Before we did that, we’d notice some starvation and poor scheduling performance. But since we’ve thrown enough CPU at the problem, it’s worked great. Smooth sailing.
Consider enabling leaveoninterrupt, to make your upgrades easier. This may have been solved otherwise, and some of the Nomad devs can confirm or not. But when we upgraded from Nomad 0.6 to 0.8, we hadn’t had this enabled. And our plan was to spin up replacement server agents and drain the old ones. But I couldn’t find a way to get the currently elected leader to gracefully leave the cluster because we hadn’t turned this on.
So when we stopped the jobs, we just had to do it in an ungraceful way. Since then, since enabling this, when we do a “CTL stop Nomad,” this just works as intended. We can spin up new machines, terminate the old ones. Easy.
And then consider externalizing your logs. Not just job log output, but event logs. So this is the nomad-firehose stuff I talked about earlier. In our experience, Nomad has worked really well when we haven’t mucked around with any of the allocation or job garbage-collection parameters.
We’re throwing pretty high scheduling volume at this system. If you’re expecting to be able to go and query jobs on the API, to look up allocation information, historically you might find that it’s been garbage-collected and Nomad’s going to tell you, “I don’t know what you’re talking about. This never happened.”

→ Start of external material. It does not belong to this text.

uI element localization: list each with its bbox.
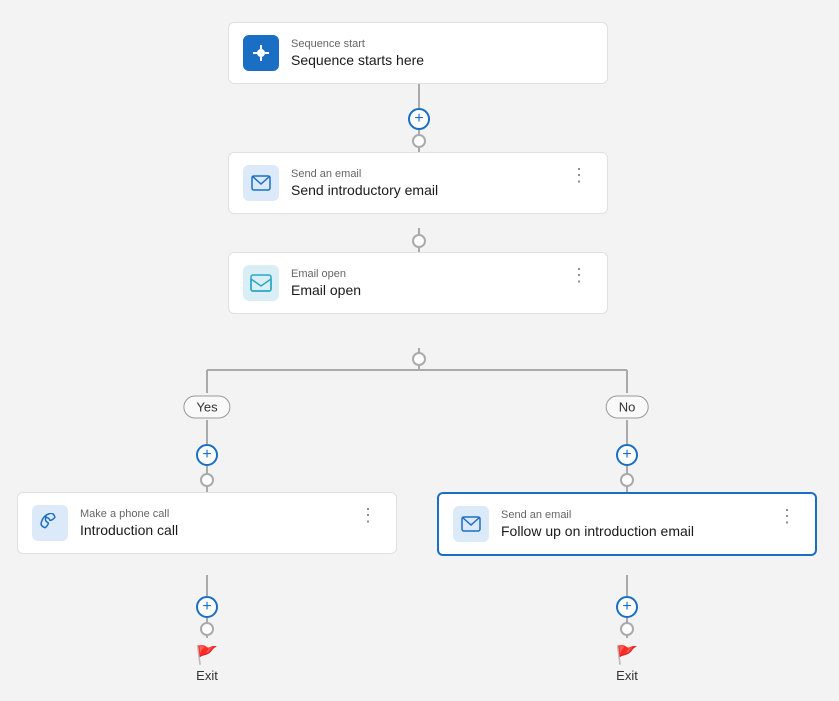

So consider externalizing that into a more suitable storage system, something like Nomad or RabbitMQ or whatever Amazon’s log system is. Just so that you can query that on your own terms and let Nomad keep its Raft synchronization small and concise and everything else.
So that’s what we did. Thank you very much. There’s no Q&A, but I’ll be around for a bit and then I’ll probably be at the social thing tonight. So if you have any questions, I’d love to talk about this. I’d really love to talk to anyone who’s facing similar problems.